A posição da África do Sul suscitou um amplo movimento de apoio em todo o mundo, não só com manifestações e protestos, mas também com ações efetivas para a produção de anti-retrovirais - os medicamentos de combate à aids - a preços mais razoáveis. Produtores de matérias-primas e de medicamentos genéricos, sobretudo da Índia, conseguiam ofertar os principais medicamentos por uma fração muito reduzida do custo cobrado pelas multinacionais. A África do Sul, com um forte apoio da opinião pública mundial, venceu a batalha contra o privilégio absoluto das patentes, conseguiu minorar o sofrimento de milhões de indivíduos e pavimentou o caminho que conduziu à Declaração de Doha, um manifesto em favor do direito à vida.
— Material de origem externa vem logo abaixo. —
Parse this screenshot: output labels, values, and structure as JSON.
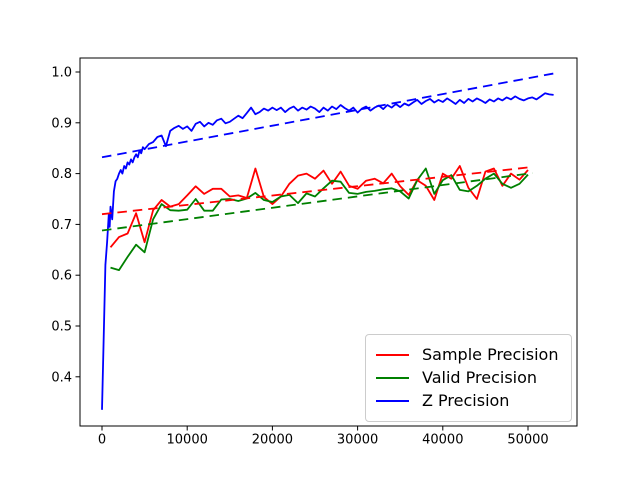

Mas essa guerra está longe de acabar, porque embora haja muitos que defendam o instituto da patente como instrumento para a promoção do desenvolvimento nacional - objetivo que já buscava, na Inglaterra setecentista, o rei Jaime I ao incluir os privilégios para o inventor no Estatuto dos Monopólios -, há outros para quem o poder de monopólio conferido pelas patentes deve servir tão-somente aos objetivos das empresas. Para estes, o privilégio concedido pela sociedade se transformou em direito absoluto, que não deve ser afetado pela trivialidade do direito à vida.